EPA final rule prohibits sewage plant treatment of hydraulic fracturing wastewater. The U.S. Environmental Protection Agency (EPA) issued a final rule establishing a zero discharge pre-treatment standard for hydraulic fracturing wastewater, effectively banning companies from sending wastewater to municipal sewage treatment plants. The final oil and gas industry effluent limit guideline cited high concentrations of salts, metals and chlorides in hydraulic fracturing fluids. Publicly owned treatment works generally lack the ability to remove these pollutants before the waste streams are discharged to surface water. Some oil and gas producing states have already moved in this direction. For example, Pennsylvania has imposed a moratorium on sewage treatment plants accepting hydraulic fracturing wastewater since 2011. Instead, nearly 90 percent of the fluids are recycled.
Panel of EPA Science Advisory Board may recommend that EPA revise hydraulic fracturing study. At a recent meeting of a panel of EPA’s Science Advisory Board (SAB), panel members discussed recommending to EPA that it revise a draft EPA report finding no “widespread, systematic impacts” to drinking water from hydraulic fracturing. Environmental groups had criticized that conclusion, arguing that the report lacked sufficient data to support it. At the recent advisory panel meeting, the groups argued that there is voluminous evidence of hydraulic fracturing affecting drinking water sources. Industry groups challenged the groups’ claims and supported EPA’s draft finding while criticizing the draft for defining drinking water sources so broadly as to include unusable saline aquifers. Advisory panel members indicated they would recommend that EPA either clarify the statement or add a caveat that more research is needed, but panel members appeared to rule out recommending that EPA remove the conclusion. EPA would not be required to adopt any changes recommended by SAB.
Municipal West Virginia oil and gas ordinances pre-empted. A U.S. District Court ruled that Fayette County’s ban on oil and gas wastewater disposal wells are pre-empted by West Virginia’s Oil and Gas Act. According to the court, the West Virginia Department of Environmental Quality has exclusive authority over both oil and gas operations and underground injection control wells. Fayette County, home to more than 200 production wells and three wastewater disposal wells, banned wastewater disposal wells in January 2016, citing concerns about environmental effects. EQT Production Company sued to overturn the ban, arguing that Fayette County cannot rely on its general police power to eliminate nuisances and public health hazards. The court agreed, holding that the fields of oil and gas and wastewater disposal wells are so heavily regulated by the state that there is no room for supplemental local regulation. The decision also noted that the Safe Drinking Water Act prohibits states from banning underground injection control wells but did not explicitly hold that federal law also pre-empted the Fayette County ban.

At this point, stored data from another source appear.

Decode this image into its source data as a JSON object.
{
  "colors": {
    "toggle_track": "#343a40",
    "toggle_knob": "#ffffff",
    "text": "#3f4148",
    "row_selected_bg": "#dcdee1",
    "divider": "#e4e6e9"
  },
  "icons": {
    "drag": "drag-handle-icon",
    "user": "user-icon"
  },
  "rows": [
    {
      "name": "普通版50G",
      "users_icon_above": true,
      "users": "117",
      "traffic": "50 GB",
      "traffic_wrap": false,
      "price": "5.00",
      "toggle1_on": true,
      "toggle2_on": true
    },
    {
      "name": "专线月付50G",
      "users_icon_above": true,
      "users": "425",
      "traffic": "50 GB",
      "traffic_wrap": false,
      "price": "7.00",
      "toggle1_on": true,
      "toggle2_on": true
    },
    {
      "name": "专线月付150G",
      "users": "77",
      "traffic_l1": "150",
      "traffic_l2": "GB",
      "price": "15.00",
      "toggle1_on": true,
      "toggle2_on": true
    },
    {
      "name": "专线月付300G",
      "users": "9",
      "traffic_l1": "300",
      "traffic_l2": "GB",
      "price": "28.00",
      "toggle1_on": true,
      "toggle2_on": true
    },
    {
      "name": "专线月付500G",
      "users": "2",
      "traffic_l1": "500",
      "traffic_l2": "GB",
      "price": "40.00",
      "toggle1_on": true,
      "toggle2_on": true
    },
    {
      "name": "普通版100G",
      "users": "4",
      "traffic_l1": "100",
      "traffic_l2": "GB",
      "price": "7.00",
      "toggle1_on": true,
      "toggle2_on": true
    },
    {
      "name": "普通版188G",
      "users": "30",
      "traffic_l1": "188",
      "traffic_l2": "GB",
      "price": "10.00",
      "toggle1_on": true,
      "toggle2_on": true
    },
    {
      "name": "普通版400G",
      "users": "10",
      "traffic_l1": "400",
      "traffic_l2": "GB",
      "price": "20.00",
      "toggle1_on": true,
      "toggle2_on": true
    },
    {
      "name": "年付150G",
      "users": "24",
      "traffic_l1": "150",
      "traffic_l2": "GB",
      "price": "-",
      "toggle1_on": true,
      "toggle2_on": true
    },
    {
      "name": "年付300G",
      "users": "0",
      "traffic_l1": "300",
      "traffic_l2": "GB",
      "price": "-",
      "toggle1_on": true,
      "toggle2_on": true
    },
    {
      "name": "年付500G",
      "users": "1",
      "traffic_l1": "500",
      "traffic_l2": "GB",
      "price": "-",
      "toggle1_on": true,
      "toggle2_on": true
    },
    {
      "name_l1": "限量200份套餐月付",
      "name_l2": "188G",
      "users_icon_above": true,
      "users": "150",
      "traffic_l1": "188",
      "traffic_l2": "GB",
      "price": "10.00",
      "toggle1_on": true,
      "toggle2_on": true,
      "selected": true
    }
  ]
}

North Dakota flaring declines. The U.S. Energy Information Administration (EIA) reported that North Dakota oil wells are flaring only about 10 percent of produced gas, a significant drop from 36 percent in January 2014. Environmental groups have urged state regulators to reduce flaring in North Dakota and succeeded in convincing the U.S. Bureau of Land Management to propose rules to abate the practice on federal and Indian lands. According to the EIA, gas pipeline infrastructure developed over the past two years has already resulted in dramatic reductions in flaring even while gas production has increased, setting a new record of 1.71 billion cubic feet per day in March 2016. The state established regulations in September 2015 that require flaring to decrease from 23 percent in early 2016 to 9 percent in November 2020.
Environmental groups claim increased cancer risk near oil and gas operations. Environmental groups Clean Air Task Force and Earthworks claim that air emissions from equipment leaks lead to increased cancer risks for those living within a half mile of oil and gas wells, compressors or processors. They released an interactive map, titled “Oil and Gas Threat Map,” and an accompanying report that purport to correlate areas in each state with higher cancer risks with the presence of oil and gas activities. According to the groups, approximately nine million people residing in 238 counties have a cancer risk exceeding EPA’s one-in-a-million level of concern, which the groups claim is due to emissions from oil and gas operations. An industry trade association stated in response that oil and gas operations have reduced leak emissions continuously since 2005 even while production increased and that new EPA regulations will decrease leaks even further.
Environmental group claims gas drilling caused chemical exposures in Pavillion. Coming Clean, an environmental group coalition, released a report claiming that residents of Pavillion, Wyoming, were exposed to several volatile organic compounds. The report blames air emissions from the town’s hydraulically fractured shale gas wells. The study cites anecdotal complaints by residents of various maladies, such as nosebleeds, fatigue, rashes, headaches and depression, and attempts to use biomonitoring to connect those ailments to gas well activities. It finds that air monitoring data exceeded short-term environmental screening levels for benzene and xylenes and that the average results of biomonitoring, collected by volunteers wearing sorbent tubes, showed both chemicals in excess of a one-in-a-million cancer risk. The report was released in the same week that the Environmental Working Group released a report claiming that petrochemical workers had benzene in their blood at higher concentrations than the general public.